LibriCount is a multiclass speaker count identification task. We created this task using LibriCount, a dataset for speaker count estimation. The dataset contains audio that is simulated cocktail party environment with 0 to 10 speakers. The goal of this task is to classify how many speakers are present in each of the recordings. Scores are averaged over 5 folds.


Music transcription task adapted from MAESTRO. For HEAR 2021 we created a subsampled version of this task that included 5 hours of training + validation audio, using 120 second clips. A shallow transcription model was trained on timestamp based embeddings provided by participant models.

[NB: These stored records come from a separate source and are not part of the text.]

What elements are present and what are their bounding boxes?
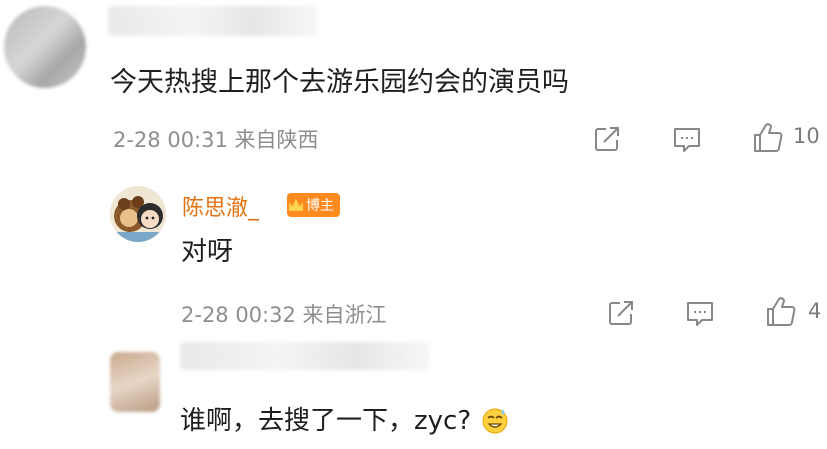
share-icon[interactable] [606,298,636,328]
comment-text: 今天热搜上那个去游乐园约会的演员吗 [110,67,569,98]
blogger-badge: 博主 [287,193,340,217]
sweat-smile-emoji-icon [482,408,508,434]
avatar[interactable] [4,6,86,88]
username-redacted[interactable] [108,6,318,36]
crown-icon [289,199,303,211]
comment-text-content: 谁啊，去搜了一下，zyc? [180,406,472,436]
badge-label: 博主 [306,198,334,214]
like-count: 4 [808,299,822,323]
avatar[interactable] [110,352,160,412]
comment-text: 对呀 [181,237,234,267]
like-icon[interactable] [764,295,798,329]
share-icon[interactable] [592,124,622,154]
avatar-illustration [110,186,166,242]
like-icon[interactable] [751,121,785,155]
comment-icon[interactable] [684,298,716,330]
avatar[interactable] [110,186,166,242]
like-count: 10 [793,124,820,148]
comment-meta: 2-28 00:32 来自浙江 [181,303,387,327]
comment-text: 谁啊，去搜了一下，zyc? [180,400,509,437]
comment-icon[interactable] [671,124,703,156]
author-name[interactable]: 陈思澈_ [182,190,259,222]
username-redacted[interactable] [180,342,430,370]
comment-meta: 2-28 00:31 来自陕西 [113,128,319,152]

We use note onset FMS and note onset with offset FMS for evaluation, as per the original MAESTRO paper (Hawthorne et al., 2019) and the preceding Onsets and Frames paper (Hawthorne er al., 2018).

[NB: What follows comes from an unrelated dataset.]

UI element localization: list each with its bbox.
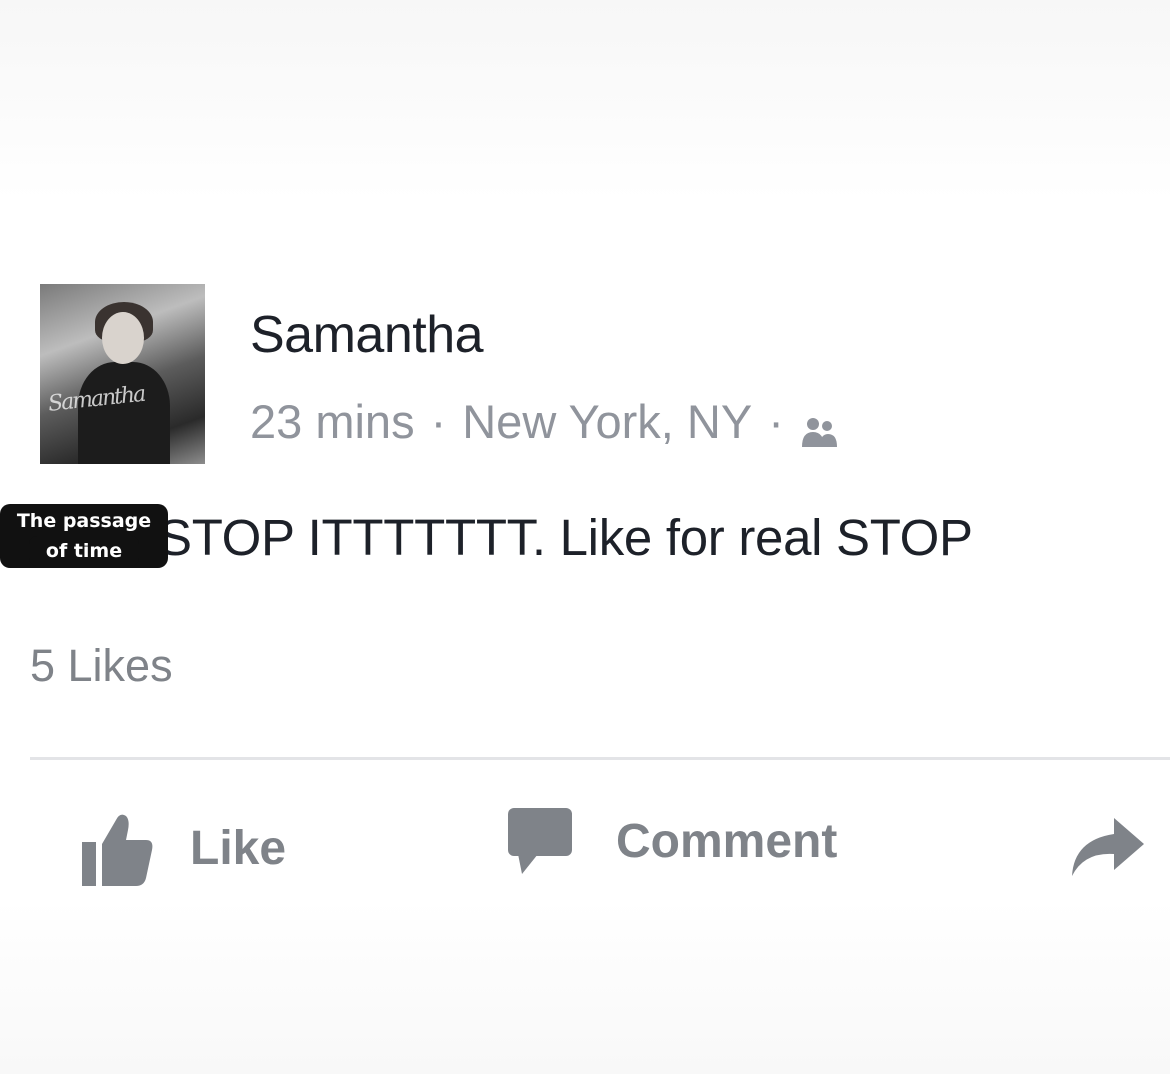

Note onset measures the ability of the model to estimate note onsets with 50ms tolerance and ignores offsets. Note onset w/ offset includes onsets as well as requires note duration within 20% of ground truth or within 50ms, whichever is greater.

Mridingham Stroke and Tonic

We used the Mridangam Stroke Dataset for two distinct multiclass classification tasks: Stroke classification and Tonic classification. The Mridingam is a pitched percussion instrument used in carnatic music, a sub-genre of Indian classical music. The dataset comprises 10 different strokes played on Mridingams with 6 different tonics. For each of the two tasks (stroke and tonic), scores are averaged over 5 folds.

Vocal Imitations

This is a multiclass classification task where the goal is to match a vocal imitation of a sound with the original sound that is being imitated. This dataset contains 5601 vocal imitations of 302 reference sounds, organized by AudioSet ontology. Given a vocal sound, the classification task is to retrieve the original audio it was imitating. Scores are averaged over 3 folds.

Vox Lingua Top 10

This is a novel multiclass classification task derived from the VoxLingua107 dataset. The goal of the task is to identify the spoken language in an audio file. For HEAR 2021 we selected the top 10 most frequent languages from the development set, which resulted in just over 5 hours of audio over 972 audio clips. Scores are averaged over 5 folds.